Так что я взялся за так называемую «малую механизацию» и, параллельно, за улучшение бытовых условий. Начал с самого простого, с того, что лежало на поверхности, — с шанцевого инструмента. Я сел, прикинул, набросал эскизик. Ничего сверхъестественного, никакой высшей математики: лезвие — из хорошей, упругой стали (Тимофей уже наловчился такую делать для пружин к фузейным замкам), чуть вогнутое, для удобства, с хорошо заостренным рабочим краем. Черенок — из легкого, но прочного дерева, хорошо оструганный и подогнанный, с удобным Т-образным хватом на конце. Получилась в итоге легкая, на удивление прочная и, как тогда говаривали, «ухватистая» саперная лопатка. Первую партию, штук двадцать, мы с Тимофеем и моими ребятами-учениками смастерили сами, в кузне и столярке, в качестве наглядного образца (как потом я узнал, цена за это изделие была чуть ли не с четверть фузеи). А потом я отнес чертежи и готовые образцы полковнику Шлаттеру, с подробным описанием, как и из чего их делать, и с экономическим обоснованием, не поленился. Объяснил ему на пальцах, что такие вот «улучшенные» лопатки солдатам в поле пригодятся, редуты строить, на любых строительных работах производительность труда повысят в разы, а то и на порядок. Шлаттер, поворчал для порядка, мол, «опять этот Смирнов со своими прожектами», но идею одобрил — экономия казенных сил и средств ему, как рачительному хозяину (хоть и себе на уме), тоже была не чужда (и это несмотря на огромную цену — наверное Государь дал особое указание на мои хотелки, иначе не могу объяснить). И вскоре на Охте, а потом, я слышал, и на других казенных стройках, появились мои «смирновские» лопатки. Мелочь, казалось бы, пустяк, а сколько сил и времени человеческого она сэкономила — уму непостижимо!

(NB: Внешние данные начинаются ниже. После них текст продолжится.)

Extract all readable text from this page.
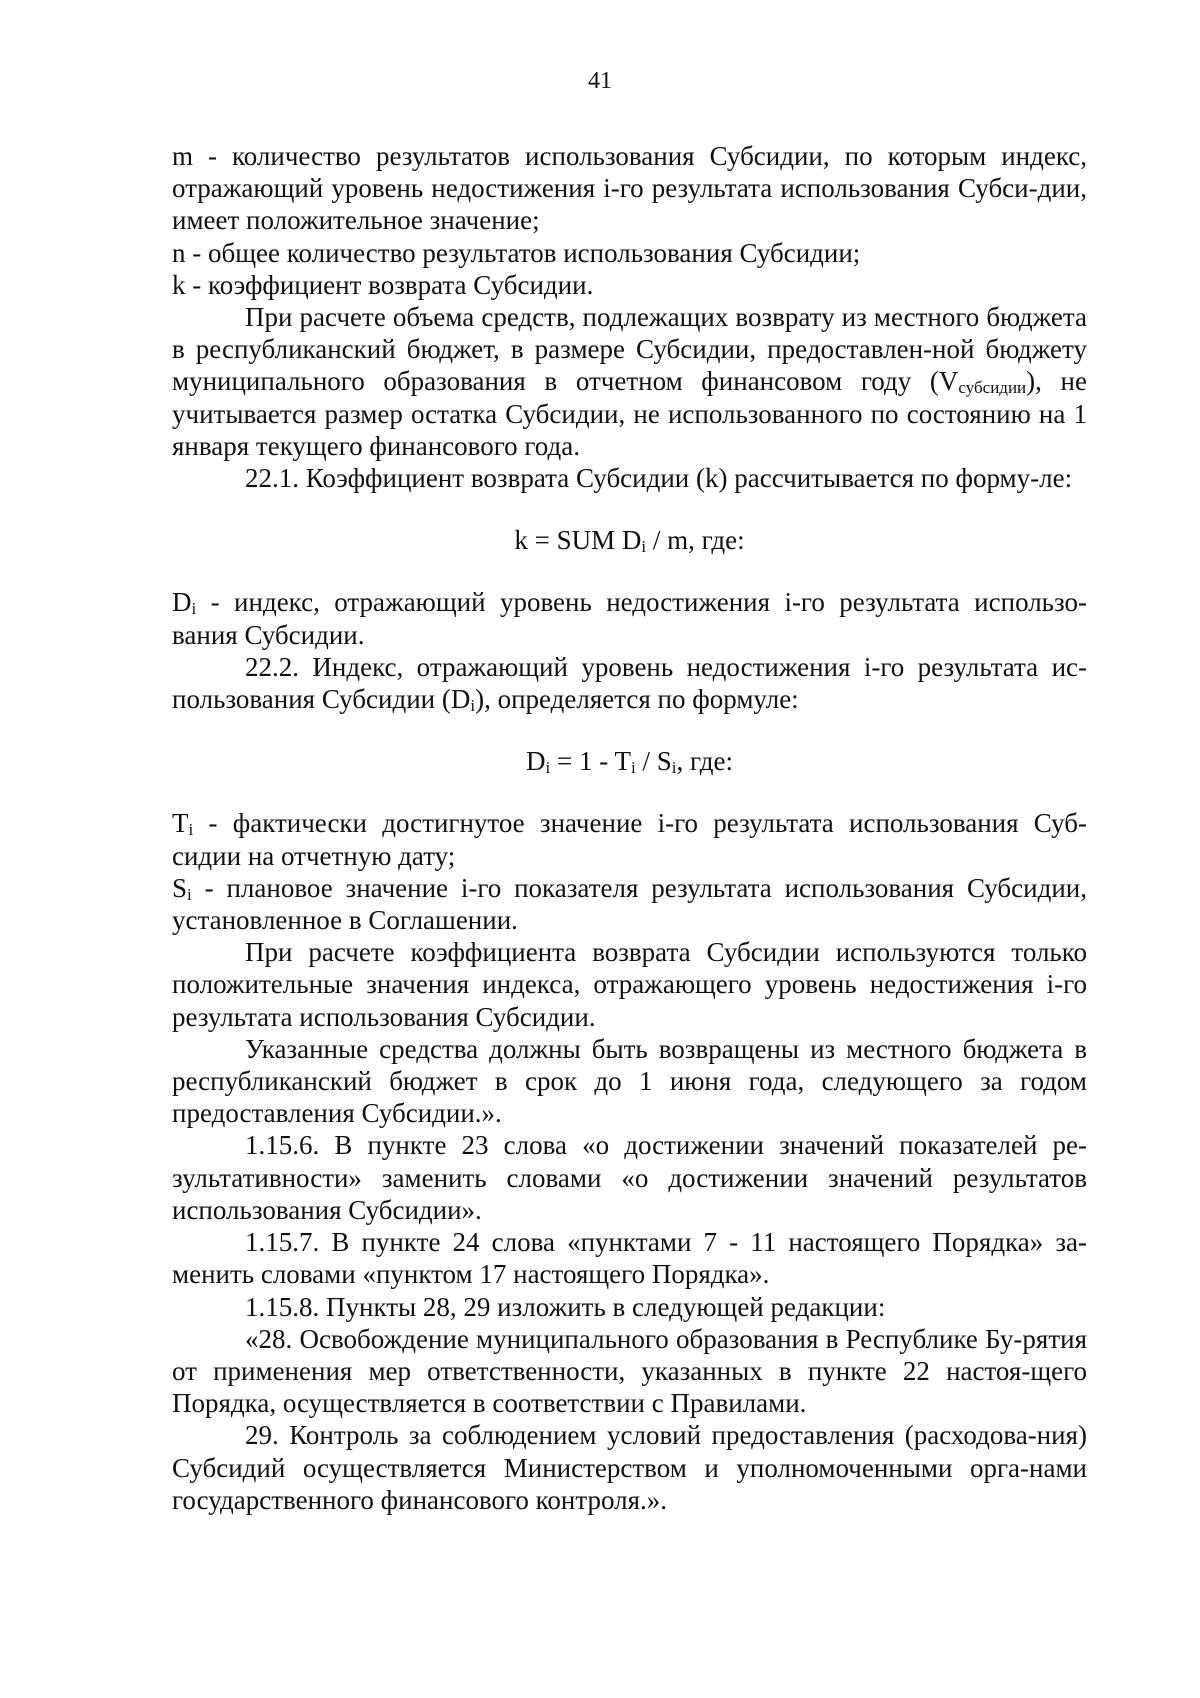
41

m - количество результатов использования Субсидии, по которым индекс, отражающий уровень недостижения i-го результата использования Субси-дии, имеет положительное значение;

n - общее количество результатов использования Субсидии;

k - коэффициент возврата Субсидии.

При расчете объема средств, подлежащих возврату из местного бюджета в республиканский бюджет, в размере Субсидии, предоставлен-ной бюджету муниципального образования в отчетном финансовом году $(V_{субсидии})$, не учитывается размер остатка Субсидии, не использованного по состоянию на 1 января текущего финансового года.

22.1. Коэффициент возврата Субсидии (k) рассчитывается по форму-ле:

k = SUM $D_i$ / m, где:

$D_i$ - индекс, отражающий уровень недостижения i-го результата использо-вания Субсидии.

22.2. Индекс, отражающий уровень недостижения i-го результата ис-пользования Субсидии $(D_i)$, определяется по формуле:

$D_i = 1 - T_i / S_i$, где:

$T_i$ - фактически достигнутое значение i-го результата использования Суб-сидии на отчетную дату;

$S_i$ - плановое значение i-го показателя результата использования Субсидии, установленное в Соглашении.

При расчете коэффициента возврата Субсидии используются только положительные значения индекса, отражающего уровень недостижения i-го результата использования Субсидии.

Указанные средства должны быть возвращены из местного бюджета в республиканский бюджет в срок до 1 июня года, следующего за годом предоставления Субсидии.».

1.15.6. В пункте 23 слова «о достижении значений показателей ре-зультативности» заменить словами «о достижении значений результатов использования Субсидии».

1.15.7. В пункте 24 слова «пунктами 7 - 11 настоящего Порядка» за-менить словами «пунктом 17 настоящего Порядка».

1.15.8. Пункты 28, 29 изложить в следующей редакции:

«28. Освобождение муниципального образования в Республике Бу-рятия от применения мер ответственности, указанных в пункте 22 настоя-щего Порядка, осуществляется в соответствии с Правилами.

29. Контроль за соблюдением условий предоставления (расходова-ния) Субсидий осуществляется Министерством и уполномоченными орга-нами государственного финансового контроля.».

Потом я взялся за тачки. То, на чем тут землю, камни да прочие сыпучие материалы возили, тачкой-то назвать язык не поворачивался. Скорее, какое-то допотопное корыто на двух неуклюжих, скрипучих деревянных колесах, которое приходилось тащить вдвоем, а то и втроем, надрывая жилы и проклиная все на свете. Я тут же вспомнил наши обычные садовые тачки из двадцать первого века — одно колесо, легкий, но вместительный кузов, удобные длинные ручки для упора. Снова набросал чертеж, отдал заводским плотникам. Те почесали в затылках, подивились «заморской хитрости», но сделали несколько штук на пробу. И что вы думаете? Один человек теперь мог играючи увезти столько же, сколько раньше трое с матом и потом! Да еще и маневренность какая у этой одноколесной «диковинки»! Солдатики и работяги сначала с большим недоверием косились на эти мои тачки, обходили их стороной, а потом, когда распробовали и поняли, насколько они удобнее и легче в работе, — так уже за ними в очередь становились.
А для самых тяжелых грузов — валунов для фундамента, толстенных бревен для перекрытий, чугунных отливок для пушек — я приспособил простейшие рычажные подъемники. Обычный ворот с рукоятками, несколько прочных блоков, закрепленных на треноге или на балке, да крепкая пеньковая веревка — и вот уже пяток мужиков, не особо напрягаясь, легко поднимают то, что раньше и двадцати здоровым лбам было не под силу. Это вам не египетские пирамиды строить, тут все на чистой науке основано, на законах механики, которые я еще в школе на уроках физики проходил. Просто, дешево и сердито. А главное — эффективно!